SME Chamber

Growing pressure to change EU biofuel policy

 Powering cars with plants once seemed like an unstoppable idea. Biofuel was sold as a way to reduce Europe's oil dependency on autocratic regimes, meet climate-change targets and help Europe's struggling farmers. But since the European Union agreed laws to promote biofuel, doubts have sprouted like weeds.

 

 

 

 

 

 

 

 

 

 

 

 

 

Now it looks increasingly likely that the EU will have to rewrite bioenergy laws to guard against their unintended consequences.

The problem that early biofuel enthusiasts did not anticipate was that every change in the natural world has a ripple effect somewhere else. A farmer may decide to sell 100 hectares of corn to a biorefinery instead of to a miller. With no change in land use, the greenhouse-gas emissions caused by the farming activity appear to be the same. The problem arises because the demand for that 100 hectares of food corn has not gone away.

One consequence is that maize prices rise. Another is that a different farmer may expand his farm by 100 hectares by ripping up rainforest or ploughing over biodiverse grasslands. This hidden ripple effect on the environment is known as indirect land-use change, a concept that now has its own acronym – ILUC – as well as a burgeoning scientific literature and numerous political interests.

The European Commission has until July to decide whether to amend EU legislation to take account of ILUC. According to the independent economist charged by the Commission with studying the issue, the need for action is clear. "It is obvious that they cannot neglect the fact that there is a land-use change effect [and] that it can be very strong," says David Laborde, a research fellow at the International Food Policy Research Institute (IFPRI), a research organisation dedicated to ensuring adequate food supplies based in Washington, DC.

Questionable targets

Laborde says that his findings call into question the EU target of deriving 10% of transport fuel from renewable energy by 2020. His work shows that all types of biofuel have land-use effects, but some are more dramatic than others. Biodiesel – fuels from rapeseed, maize or soya – causes more greenhouse-gas emissions than bioethanol, fuels produced from starchy or sugary crops such as sugar cane.

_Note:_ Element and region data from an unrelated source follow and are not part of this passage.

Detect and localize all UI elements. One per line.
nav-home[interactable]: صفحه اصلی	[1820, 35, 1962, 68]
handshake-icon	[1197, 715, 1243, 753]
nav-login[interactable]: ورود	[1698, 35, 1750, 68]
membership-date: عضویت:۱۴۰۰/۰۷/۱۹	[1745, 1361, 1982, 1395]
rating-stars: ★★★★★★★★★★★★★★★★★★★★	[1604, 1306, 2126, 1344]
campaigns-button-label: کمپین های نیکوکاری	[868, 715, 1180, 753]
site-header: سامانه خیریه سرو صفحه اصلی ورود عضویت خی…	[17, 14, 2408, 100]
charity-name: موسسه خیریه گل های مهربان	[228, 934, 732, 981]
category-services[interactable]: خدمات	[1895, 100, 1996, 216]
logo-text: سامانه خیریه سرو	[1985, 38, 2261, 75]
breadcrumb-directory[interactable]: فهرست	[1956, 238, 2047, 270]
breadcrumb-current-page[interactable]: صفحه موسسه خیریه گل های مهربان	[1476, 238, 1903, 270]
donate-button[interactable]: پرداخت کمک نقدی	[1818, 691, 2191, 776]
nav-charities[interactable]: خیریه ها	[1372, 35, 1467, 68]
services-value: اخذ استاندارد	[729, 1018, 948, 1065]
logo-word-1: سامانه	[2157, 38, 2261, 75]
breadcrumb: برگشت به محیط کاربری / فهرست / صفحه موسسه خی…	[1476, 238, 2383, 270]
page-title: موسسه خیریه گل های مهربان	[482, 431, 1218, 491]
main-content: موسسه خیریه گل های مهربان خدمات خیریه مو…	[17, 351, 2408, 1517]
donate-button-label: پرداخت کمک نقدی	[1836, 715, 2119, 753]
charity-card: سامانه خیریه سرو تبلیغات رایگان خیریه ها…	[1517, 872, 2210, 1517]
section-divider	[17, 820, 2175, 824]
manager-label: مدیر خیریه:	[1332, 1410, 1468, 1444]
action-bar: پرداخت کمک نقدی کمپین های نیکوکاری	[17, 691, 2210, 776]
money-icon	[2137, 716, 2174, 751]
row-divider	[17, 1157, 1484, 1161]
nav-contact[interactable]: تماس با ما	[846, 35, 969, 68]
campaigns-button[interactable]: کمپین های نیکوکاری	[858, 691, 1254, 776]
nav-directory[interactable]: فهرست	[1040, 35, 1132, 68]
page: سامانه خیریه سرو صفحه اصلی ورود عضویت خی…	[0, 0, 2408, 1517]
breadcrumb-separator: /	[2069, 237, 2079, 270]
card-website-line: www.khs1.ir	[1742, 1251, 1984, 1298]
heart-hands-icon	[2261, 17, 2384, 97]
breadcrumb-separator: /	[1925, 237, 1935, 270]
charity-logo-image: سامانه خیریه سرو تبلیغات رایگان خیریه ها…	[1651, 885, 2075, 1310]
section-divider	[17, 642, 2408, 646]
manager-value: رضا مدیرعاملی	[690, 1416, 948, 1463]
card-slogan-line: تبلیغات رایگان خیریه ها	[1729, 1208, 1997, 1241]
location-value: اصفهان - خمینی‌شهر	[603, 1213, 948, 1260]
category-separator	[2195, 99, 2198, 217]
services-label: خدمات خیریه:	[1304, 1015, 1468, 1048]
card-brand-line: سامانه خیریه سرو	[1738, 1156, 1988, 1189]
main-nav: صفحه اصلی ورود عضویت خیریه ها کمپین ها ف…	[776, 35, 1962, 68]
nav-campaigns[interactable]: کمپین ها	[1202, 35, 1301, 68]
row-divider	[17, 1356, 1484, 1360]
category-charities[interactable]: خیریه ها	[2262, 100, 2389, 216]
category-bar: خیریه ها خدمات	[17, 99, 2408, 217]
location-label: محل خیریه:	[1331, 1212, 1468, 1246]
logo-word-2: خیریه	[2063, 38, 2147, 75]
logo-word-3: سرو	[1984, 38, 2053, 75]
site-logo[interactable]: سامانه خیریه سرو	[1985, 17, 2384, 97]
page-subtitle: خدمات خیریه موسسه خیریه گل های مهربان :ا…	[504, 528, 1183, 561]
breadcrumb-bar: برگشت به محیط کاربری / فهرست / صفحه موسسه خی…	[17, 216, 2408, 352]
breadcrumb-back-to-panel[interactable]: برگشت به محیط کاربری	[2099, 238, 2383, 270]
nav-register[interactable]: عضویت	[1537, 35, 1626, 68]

The problem is that Europe's transport system and political incentives are stacked in favour of biodiesel. By 2020 around four-fifths of the demand for biofuel is likely to be met by biodiesel rather than more environmentally friendly bioethanol. European farmers have rushed to plant rapeseed to meet the surge in demand for biodiesel. In contrast, bioethanol, produced in large quantities in Brazil, is subject to steep tariffs at the EU border.

Three options

In May, a draft of Laborde's study will be sent to the Commission's impact assessment board. According to people familiar with the issue, the Commission now faces three options. The first – as in all EU lawmaking – is to do nothing.

This leaves two serious options. One is to add ‘penalty points' to biofuels to counter the risks of indirect land-use change – an approach known as adding an ‘ILUC factor'. The other is to upgrade existing sustainability standards. In 2008 bioenergy legislation, the Commission set green safeguards on biofuel, requiring them to save a certain percentage of greenhouse-gas emissions when compared to fossil fuel (see box). The idea is that these percentage thresholds could be jacked up, thus making it harder for less-green biofuel to qualify – although crucially some so-called sustainable fuels could be exempted from more exacting standards.

The biodiesel industry is fiercely opposed to both these options. Such rules could have "a very detrimental impact on the overall sector". "A penalty would be totally arbitrary and would compromise the investments that have been made relying on the renewables directive. In contrast, Brazil's bioethanol industry sounds bullish. "There are a lot of opportunities. We welcome this debate in Europe. This is a chance for the Brazilian bioethanol industry to demonstrate to the world that we are a global benchmark".

A short history of EU policy on biofuel

Europe is "held hostage by oil" was the portentous conclusion of a green paper from the European Commission in 2000 that urged the EU to turn to biofuel. Biofuel is "very attractive", said the paper, also lauding its low greenhouse-gas emissions and potential to create jobs in depressed rural areas. The paper called for a target of 20% of European transport fuel from alternative fuels (including hydrogen) by 2020, in 2007 this was reduced to 10%.

Written into the legislation were also green safeguards: biofuel must save at least 35% of greenhouse-gas emissions when compared to conventional fossil fuels, and this figure will rise to 50% from 2017. But these safeguards only count direct emissions. Now it seems that 2011 will be the turning point when the EU acts to constrain indirect emissions.